By: Marianne Salina, Academic Advising and Assistance
We see many first year students in our office, some with questions about planning their course schedules, others who need help finding a balance between their academic lives and the many commitments they have here on campus. And we welcome all of these questions, because as advisors, we view these conversations as opportunities to help students begin establishing life skills like time management, organization, and work/life balance that become necessary down the road.
But there’s another big question that often comes through our doors every semester, and sometimes not just from our first year students: “What should I major in?” It’s often a question accompanied by anxiety and sometimes even embarrassment. Students sometimes feel sheepish or ill-equipped for college if they don’t have a clear sense of what they wish to study as soon as they arrive on campus, but the truth is, a good number of students are in the same boat. According to the Princeton Review, even for those who think they have a plan, 50% will change their majors at least once. And that’s okay.

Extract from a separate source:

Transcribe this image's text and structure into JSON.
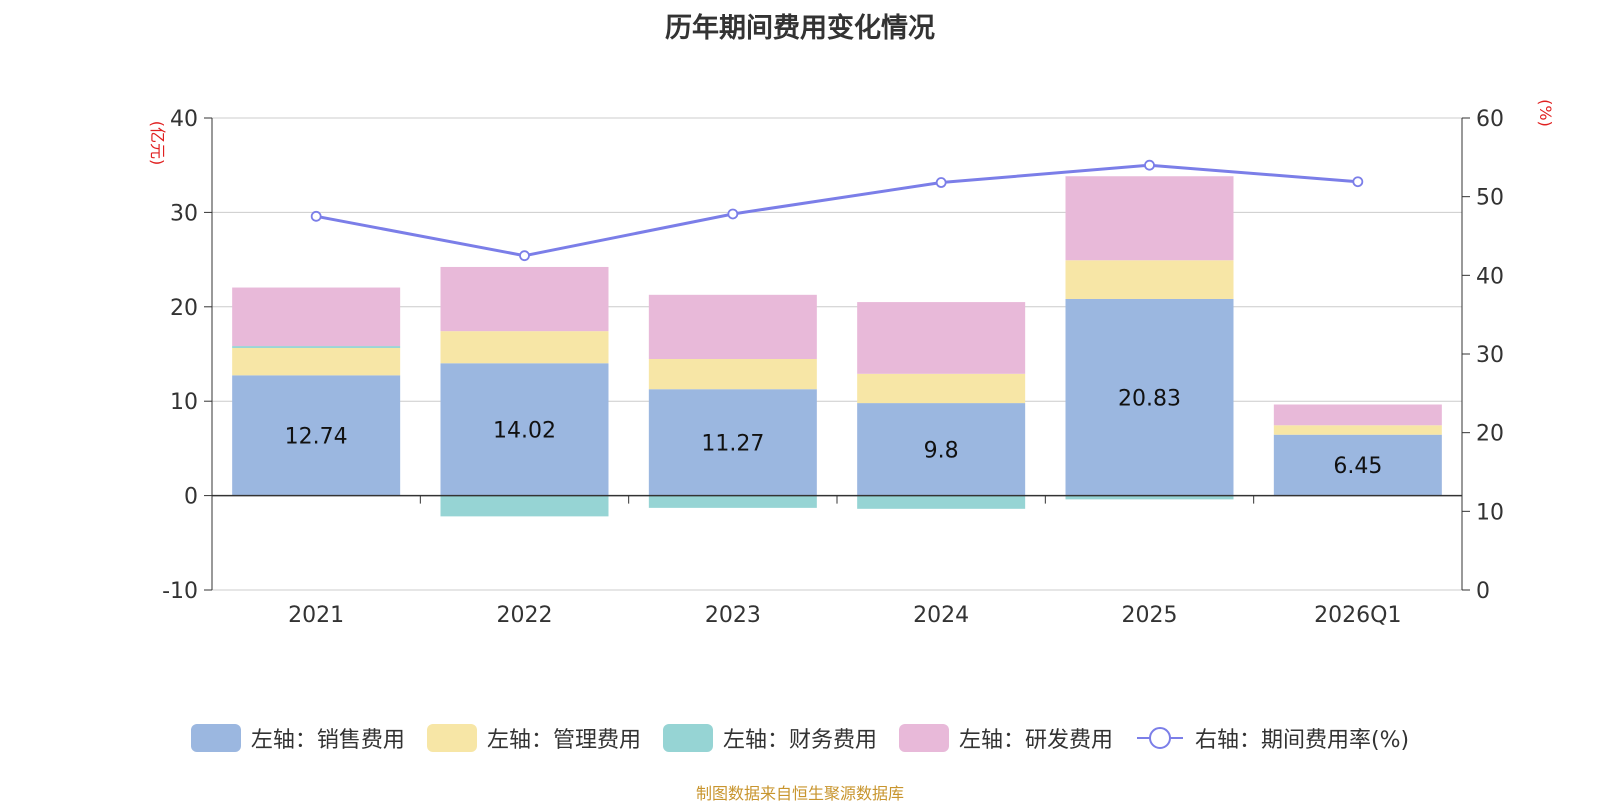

While there are some majors, such as Engineering, which require that students adhere to a firm academic track for their four years, there are many majors that do allow for a bit of academic exploration and discovery in the first year. It’s critical that this period of exploration is supported, as it often proves to be one of the most informative stages of a student’s college experience. Undeclared students who allow for a year of exploration and inquiry can often achieve a deeper sense of commitment and clarity about the choices they make for their majors and minors, which in turn leads to a greater sense of self-actualization and personal growth—qualities we hope to see all of our students develop under the Jesuit mission.
So if your student comes home and loves classes but still hasn’t quite figured out a major, relax. Here are some tips:
- Stay calm and allow space for your student to work through his or her indecision. Unknowns are uncomfortable, but often the struggle of working through big questions is exactly the hard work that yields promising and fruitful outcomes.
- Be supportive of your student’s decision-making process by suggesting regular visits with professors, encourage appointments with AAA or the career center for additional advising, and suggest they do as much research as they can; the Internet is often a valuable tool for major discernment.
- Encourage your student to study what he or she is passionate about, and not just majors that ostensibly lead to the most lucrative careers. Passion will be harnessed in any number of ways in the job market. Passion leads to job fulfillment and a sense of purpose in the work world. Embrace your student’s passions and interests—even if they don’t match up with a specific career path right away.
- Talk to your student about everything. Talk politics, talk relationships, talk religion, talk pop music…just keep talking! Allow conversations to be organic and ask lots of questions. Sometimes all it takes is a student realizing he or she is a bit of an expert in a particular subject matter to help them dig a little deeper, and with a little time, this interest might just turn into a major.